The Bitter Lesson
Brute computation, human design, and seventy years of ignored lessons.
In 2019 I spent two weeks building an NLP tool by hand. That same year Sutton explained why I was wrong. I called it Süskind — after Patrick, after that realism as obsessive as it is magical, though this isn't the place for that. It was a system to parse sentences from books, feed them into a directed graph, and assist me when I wrote: mid-paragraph, when inspiration failed me or I simply ran out of words, Süskind would suggest fragments, turns of phrase, structures — drawn from everything I'd fed it. All handcrafted, all bespoke, all painstakingly thought through. The kind of tool you build when you want to solve a problem by understanding it rather than delegating it. I identified patterns. I wrote rules. I refined them. I added exceptions. I added more. In the end I had something that worked 94% of the time and I was delighted with myself.
That same year Richard Sutton published a 1,200-word essay that, without knowing it, described exactly what I'd done — and why I was wrong. Years and years of researchers building ingenious solutions had always lost to whoever simply threw more machine at it. More brute power, less human design.

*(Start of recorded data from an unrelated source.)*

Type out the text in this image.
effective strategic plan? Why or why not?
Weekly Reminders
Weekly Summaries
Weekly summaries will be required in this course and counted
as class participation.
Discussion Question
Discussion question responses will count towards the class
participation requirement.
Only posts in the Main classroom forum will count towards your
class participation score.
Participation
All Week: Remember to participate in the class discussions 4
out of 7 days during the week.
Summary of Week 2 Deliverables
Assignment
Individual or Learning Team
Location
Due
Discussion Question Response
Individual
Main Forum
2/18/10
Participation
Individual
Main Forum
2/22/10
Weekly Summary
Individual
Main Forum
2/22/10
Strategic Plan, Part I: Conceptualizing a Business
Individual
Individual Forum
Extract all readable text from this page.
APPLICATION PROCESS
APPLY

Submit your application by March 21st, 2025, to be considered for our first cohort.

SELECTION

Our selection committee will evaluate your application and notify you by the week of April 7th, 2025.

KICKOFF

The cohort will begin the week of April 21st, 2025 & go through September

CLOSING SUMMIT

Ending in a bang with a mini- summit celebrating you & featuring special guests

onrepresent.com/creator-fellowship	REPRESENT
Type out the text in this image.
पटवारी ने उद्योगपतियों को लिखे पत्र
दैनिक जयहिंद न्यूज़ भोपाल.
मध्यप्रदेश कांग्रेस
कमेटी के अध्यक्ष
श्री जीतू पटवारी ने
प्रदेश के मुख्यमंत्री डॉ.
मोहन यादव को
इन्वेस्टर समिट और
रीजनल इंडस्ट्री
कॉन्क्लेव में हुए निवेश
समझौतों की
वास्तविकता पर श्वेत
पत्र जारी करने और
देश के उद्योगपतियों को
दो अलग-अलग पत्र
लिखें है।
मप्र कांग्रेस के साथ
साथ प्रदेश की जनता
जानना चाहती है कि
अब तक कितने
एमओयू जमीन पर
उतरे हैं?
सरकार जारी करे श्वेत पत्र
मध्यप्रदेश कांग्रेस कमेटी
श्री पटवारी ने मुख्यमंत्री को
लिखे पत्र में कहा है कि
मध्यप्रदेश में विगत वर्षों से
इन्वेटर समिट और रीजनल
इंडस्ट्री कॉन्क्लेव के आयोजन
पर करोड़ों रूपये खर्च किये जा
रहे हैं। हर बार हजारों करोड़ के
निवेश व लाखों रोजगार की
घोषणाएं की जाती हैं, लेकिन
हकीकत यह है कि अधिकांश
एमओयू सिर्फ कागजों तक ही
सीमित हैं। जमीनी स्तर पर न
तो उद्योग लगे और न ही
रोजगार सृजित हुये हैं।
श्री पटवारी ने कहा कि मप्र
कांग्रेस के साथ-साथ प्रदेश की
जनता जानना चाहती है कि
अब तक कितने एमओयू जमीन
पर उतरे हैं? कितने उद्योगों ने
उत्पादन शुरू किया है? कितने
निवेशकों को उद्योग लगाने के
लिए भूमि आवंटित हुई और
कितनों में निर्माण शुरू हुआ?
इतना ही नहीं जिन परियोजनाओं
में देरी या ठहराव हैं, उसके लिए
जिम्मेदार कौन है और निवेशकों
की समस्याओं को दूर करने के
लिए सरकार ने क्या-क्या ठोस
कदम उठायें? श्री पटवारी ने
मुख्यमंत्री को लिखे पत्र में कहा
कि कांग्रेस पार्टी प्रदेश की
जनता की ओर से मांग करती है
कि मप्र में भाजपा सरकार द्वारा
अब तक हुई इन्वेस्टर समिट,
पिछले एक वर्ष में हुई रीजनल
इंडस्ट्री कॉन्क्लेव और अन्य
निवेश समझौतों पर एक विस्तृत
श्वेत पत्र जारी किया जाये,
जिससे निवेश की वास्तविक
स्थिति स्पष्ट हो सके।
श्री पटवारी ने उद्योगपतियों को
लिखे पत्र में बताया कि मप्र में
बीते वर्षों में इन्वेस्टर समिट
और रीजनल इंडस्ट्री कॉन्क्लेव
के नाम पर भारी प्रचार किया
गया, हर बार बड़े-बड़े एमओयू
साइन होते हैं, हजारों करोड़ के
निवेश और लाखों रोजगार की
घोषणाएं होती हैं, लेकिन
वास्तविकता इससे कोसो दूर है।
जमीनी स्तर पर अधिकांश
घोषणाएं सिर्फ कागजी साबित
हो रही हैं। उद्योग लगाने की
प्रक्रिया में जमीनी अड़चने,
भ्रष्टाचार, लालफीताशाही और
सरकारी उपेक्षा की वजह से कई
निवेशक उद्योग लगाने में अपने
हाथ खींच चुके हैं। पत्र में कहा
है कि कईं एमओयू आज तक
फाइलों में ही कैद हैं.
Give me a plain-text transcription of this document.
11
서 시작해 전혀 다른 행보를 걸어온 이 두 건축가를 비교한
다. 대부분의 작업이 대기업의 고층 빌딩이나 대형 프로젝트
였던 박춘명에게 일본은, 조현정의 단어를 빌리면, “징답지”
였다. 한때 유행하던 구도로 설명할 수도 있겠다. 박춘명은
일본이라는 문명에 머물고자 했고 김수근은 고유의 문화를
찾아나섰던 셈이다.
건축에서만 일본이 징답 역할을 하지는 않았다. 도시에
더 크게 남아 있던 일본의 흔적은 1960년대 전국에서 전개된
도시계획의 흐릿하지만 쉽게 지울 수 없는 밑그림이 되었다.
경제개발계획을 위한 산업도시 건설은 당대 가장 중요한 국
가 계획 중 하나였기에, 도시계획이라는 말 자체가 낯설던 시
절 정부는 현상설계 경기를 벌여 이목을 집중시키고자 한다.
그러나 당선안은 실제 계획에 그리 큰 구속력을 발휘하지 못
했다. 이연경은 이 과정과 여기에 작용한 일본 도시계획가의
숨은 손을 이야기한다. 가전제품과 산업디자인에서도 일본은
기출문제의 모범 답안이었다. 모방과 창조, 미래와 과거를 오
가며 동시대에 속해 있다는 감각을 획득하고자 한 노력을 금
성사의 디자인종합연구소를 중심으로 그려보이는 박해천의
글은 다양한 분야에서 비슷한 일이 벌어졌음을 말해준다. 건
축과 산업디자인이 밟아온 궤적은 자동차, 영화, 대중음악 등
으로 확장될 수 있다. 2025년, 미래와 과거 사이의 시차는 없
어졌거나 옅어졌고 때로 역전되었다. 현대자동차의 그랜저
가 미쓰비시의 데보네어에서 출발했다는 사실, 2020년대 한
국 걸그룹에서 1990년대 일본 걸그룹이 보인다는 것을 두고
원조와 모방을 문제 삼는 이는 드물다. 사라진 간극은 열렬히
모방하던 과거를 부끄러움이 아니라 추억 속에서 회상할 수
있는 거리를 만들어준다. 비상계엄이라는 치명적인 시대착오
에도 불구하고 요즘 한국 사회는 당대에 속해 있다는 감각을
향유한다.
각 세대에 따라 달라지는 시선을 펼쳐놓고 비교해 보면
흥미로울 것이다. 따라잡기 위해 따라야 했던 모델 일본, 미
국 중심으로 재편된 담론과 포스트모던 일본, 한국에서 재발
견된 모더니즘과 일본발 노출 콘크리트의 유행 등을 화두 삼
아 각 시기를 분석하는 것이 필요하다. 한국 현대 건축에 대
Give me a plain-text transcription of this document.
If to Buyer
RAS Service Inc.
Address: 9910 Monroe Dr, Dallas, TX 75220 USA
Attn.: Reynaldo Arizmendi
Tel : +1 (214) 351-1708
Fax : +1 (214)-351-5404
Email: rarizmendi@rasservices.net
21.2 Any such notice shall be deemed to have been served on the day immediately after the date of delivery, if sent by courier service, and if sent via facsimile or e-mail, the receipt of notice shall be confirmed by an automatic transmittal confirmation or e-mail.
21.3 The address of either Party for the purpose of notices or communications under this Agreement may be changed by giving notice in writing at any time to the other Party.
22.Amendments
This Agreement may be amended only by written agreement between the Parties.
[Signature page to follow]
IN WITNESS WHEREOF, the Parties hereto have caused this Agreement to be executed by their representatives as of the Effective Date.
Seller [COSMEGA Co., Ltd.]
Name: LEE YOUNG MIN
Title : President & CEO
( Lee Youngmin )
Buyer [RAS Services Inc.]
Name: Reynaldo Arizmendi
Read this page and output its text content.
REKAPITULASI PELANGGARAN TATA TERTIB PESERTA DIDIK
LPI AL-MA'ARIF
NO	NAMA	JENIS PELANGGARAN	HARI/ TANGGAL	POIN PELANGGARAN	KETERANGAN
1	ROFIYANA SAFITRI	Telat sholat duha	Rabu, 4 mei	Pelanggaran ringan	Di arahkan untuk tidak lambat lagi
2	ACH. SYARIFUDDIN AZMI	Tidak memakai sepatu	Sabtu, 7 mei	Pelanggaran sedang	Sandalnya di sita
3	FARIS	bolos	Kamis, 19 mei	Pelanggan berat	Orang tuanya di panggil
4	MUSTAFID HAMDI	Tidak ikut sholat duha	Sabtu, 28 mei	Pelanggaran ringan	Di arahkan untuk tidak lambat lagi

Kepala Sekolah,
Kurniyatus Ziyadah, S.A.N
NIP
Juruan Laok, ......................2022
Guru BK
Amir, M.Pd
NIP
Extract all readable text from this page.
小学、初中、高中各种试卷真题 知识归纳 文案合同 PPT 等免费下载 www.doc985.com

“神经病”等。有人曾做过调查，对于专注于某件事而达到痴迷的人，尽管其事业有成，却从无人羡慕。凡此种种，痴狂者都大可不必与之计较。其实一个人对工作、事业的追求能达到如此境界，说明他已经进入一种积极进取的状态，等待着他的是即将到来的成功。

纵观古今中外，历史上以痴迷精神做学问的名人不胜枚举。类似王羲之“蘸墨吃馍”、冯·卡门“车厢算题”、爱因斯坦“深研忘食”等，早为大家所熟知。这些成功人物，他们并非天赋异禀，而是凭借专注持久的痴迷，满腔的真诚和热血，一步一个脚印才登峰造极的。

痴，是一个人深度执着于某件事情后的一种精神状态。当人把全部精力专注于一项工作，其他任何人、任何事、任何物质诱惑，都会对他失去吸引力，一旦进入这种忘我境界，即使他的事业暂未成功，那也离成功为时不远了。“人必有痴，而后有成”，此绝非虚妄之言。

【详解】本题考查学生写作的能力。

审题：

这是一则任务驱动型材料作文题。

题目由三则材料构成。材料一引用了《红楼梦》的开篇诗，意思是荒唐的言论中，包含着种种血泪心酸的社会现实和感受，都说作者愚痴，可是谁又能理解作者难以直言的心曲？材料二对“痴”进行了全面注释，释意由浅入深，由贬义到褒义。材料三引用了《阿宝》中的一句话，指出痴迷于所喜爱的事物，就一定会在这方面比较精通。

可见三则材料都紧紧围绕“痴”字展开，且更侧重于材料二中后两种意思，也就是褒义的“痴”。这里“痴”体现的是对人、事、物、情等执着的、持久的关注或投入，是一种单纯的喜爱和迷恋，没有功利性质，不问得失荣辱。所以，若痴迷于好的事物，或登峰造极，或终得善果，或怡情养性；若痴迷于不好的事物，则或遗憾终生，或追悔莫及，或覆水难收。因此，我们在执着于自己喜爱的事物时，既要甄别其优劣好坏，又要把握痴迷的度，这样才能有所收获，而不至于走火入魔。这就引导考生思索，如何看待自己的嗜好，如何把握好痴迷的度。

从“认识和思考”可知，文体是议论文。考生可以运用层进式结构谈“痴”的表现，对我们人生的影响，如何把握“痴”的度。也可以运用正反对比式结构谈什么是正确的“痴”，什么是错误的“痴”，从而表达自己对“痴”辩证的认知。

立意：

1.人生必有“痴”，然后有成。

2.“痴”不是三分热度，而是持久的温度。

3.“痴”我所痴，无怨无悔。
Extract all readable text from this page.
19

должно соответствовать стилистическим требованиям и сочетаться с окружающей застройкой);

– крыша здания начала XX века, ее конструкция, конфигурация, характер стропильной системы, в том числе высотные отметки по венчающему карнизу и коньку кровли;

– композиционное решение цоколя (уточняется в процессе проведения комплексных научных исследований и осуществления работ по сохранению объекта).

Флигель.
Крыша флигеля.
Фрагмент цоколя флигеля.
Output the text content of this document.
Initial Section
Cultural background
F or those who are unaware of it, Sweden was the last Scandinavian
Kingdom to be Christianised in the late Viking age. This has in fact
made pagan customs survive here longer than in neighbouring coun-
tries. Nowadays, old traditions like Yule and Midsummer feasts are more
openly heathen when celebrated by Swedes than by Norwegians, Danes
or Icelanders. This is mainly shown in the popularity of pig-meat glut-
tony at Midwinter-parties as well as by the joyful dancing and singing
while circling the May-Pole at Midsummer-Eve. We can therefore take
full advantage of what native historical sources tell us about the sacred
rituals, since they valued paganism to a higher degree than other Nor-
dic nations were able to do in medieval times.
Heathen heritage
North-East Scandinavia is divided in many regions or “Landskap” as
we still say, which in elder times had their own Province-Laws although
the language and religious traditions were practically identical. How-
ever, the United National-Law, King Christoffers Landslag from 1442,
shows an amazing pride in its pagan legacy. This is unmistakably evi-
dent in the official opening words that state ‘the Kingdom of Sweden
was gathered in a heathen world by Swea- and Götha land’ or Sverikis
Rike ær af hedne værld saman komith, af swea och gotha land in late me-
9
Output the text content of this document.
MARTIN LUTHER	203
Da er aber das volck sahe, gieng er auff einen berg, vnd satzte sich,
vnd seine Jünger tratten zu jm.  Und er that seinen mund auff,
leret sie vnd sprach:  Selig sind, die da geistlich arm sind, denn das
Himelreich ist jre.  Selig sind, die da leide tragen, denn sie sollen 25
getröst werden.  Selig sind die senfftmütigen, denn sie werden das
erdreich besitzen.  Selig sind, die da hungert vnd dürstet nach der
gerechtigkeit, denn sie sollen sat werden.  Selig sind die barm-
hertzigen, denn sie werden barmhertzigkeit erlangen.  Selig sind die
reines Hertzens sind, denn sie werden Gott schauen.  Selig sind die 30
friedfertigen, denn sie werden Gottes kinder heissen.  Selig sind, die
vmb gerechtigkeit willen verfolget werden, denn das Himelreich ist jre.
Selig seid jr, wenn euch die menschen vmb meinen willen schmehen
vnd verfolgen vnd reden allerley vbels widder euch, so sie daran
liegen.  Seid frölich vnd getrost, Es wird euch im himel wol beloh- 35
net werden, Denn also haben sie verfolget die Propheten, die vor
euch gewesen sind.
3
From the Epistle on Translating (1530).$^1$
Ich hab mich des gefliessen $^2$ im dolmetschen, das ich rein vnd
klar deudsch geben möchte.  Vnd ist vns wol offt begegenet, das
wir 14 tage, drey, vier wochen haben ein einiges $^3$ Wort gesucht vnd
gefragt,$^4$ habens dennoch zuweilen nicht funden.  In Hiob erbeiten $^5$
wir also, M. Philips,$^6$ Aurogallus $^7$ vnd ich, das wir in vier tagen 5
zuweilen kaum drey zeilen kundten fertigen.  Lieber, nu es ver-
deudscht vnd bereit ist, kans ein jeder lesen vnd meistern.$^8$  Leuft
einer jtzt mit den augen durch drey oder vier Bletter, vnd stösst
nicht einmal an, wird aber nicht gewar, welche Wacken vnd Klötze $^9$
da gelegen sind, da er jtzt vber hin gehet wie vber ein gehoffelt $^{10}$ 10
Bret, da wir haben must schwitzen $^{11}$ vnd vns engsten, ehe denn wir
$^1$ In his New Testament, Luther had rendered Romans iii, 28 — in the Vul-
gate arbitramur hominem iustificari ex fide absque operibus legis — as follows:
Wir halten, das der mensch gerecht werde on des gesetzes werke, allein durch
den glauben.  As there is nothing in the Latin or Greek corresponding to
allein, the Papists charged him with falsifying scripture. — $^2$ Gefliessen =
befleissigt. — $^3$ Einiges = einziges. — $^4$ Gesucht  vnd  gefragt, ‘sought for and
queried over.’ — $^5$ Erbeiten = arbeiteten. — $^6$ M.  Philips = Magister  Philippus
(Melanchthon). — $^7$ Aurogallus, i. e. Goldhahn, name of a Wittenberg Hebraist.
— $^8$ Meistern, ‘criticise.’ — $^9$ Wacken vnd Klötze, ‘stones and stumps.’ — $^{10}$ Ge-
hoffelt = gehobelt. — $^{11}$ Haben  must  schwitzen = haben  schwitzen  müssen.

That's the whole lesson. That's why it's bitter, friends.
Sutton's argument is simple and disturbing in equal measure. For 70 years, in every subfield of artificial intelligence, the same pattern has repeated without exception: researchers develop sophisticated methods that incorporate domain knowledge — human intuition about the structure of the problem, carefully designed rules, elaborate representations. Those methods work well. For a while. And then a general method arrives that knows nothing about the domain, that is brutally simple in its logic, and that scales with compute. And it wins. Not by a small margin. By a margin that makes the previous methods look like a category error. Computer vision. Speech recognition. Machine translation. Go. In every case, the community spent years — sometimes decades — building systems that incorporated human knowledge. Explicit representations of language structure. Phonological models for speech. Positional heuristics for chess. And in every case, when enough data and enough compute arrived, neural networks without that knowledge swept them away. Sutton calls it The Bitter Lesson. Bitter because it implies that the most refined intellectual work — the kind you're proudest of, the kind that proves you truly understand the problem — is precisely what time will deprecate.
It's worth sitting with that idea for a moment, because it's counterintuitive in a specific way. We're not talking about scalable methods being better from the start. They almost never are. In 2012, when AlexNet won ImageNet, there were computer vision systems with decades of engineering behind them that outperformed it on specific benchmarks. The trick is that AlexNet had a property those systems didn't: it could improve predictably if you gave it more data and more compute. The others had reached close to their ceiling. AlexNet hadn't even seen its ceiling yet. This is the distinction that matters. Not "which one works better today?" but "which one has returns that scale?". A method that improves linearly with human effort has a natural limit: human effort. A method that improves with compute has a different limit: how much compute you can get. And the price/performance curve for compute has been dropping nonstop for 70 years. Süskind was clever. It was also a dead end.
Sutton's paper is from 2019. What he couldn't see yet — or at least not fully — is how The Bitter Lesson was going to combine with something that would change the entire speed of the curve. The historical problem with RL for language had always been the reward signal. If you want to train a model to do something well, you need to know when it's doing it well. For open-ended tasks that requires human evaluators. Crowdworkers. Annotation infrastructure. Expensive, slow, noisy. But there are domains where verification is automatic. Where the output can be checked without human intervention, instantly, at zero marginal cost. Code that executes. Tests that pass or fail. Mathematical proofs that are valid or not. In those domains, the RL loop can run unsupervised, at scale, indefinitely. This isn't an extension of The Bitter Lesson. It's the next chapter. Sutton said scalable methods win. What we're seeing now is that domains where scale can feed itself — where the system generates its own training signal — behave in a qualitatively different way from the rest. It's not that the ceiling is higher. It's that we haven't seen the ceiling yet.
There's a way of reading The Bitter Lesson that is defeatist: 70 years of intellectual work, and the answer was always "more compute." Why bother understanding the problem? But I think that reading gets the direction wrong. What Sutton is describing isn't that intelligence doesn't matter. It's that there's a difference between intelligence applied to building systems and intelligence applied to understanding what kind of systems to build. The two decades of "wrong" computer vision research produced the datasets, the benchmarks, the understanding of the problem that gave AlexNet something to learn from. The domain knowledge didn't disappear. It became training data. The intellectual work that time deprecates is the kind that tries to substitute for scale. The kind that doesn't — the kind that understands the structure of the problem well enough to turn it into a training signal — that has a much longer life. Süskind is still in a repo I haven't touched in years. Some day I'll turn it into what it should have been from the start: a set of labels for a model that learns in two hours what took me 4 months to approximate by hand. That will also be part of the lesson. And it will be considerably less bitter.
Richard Sutton, "The Bitter Lesson", March 2019. 1,200 words that probably describe the history of AI better than any book written on the subject.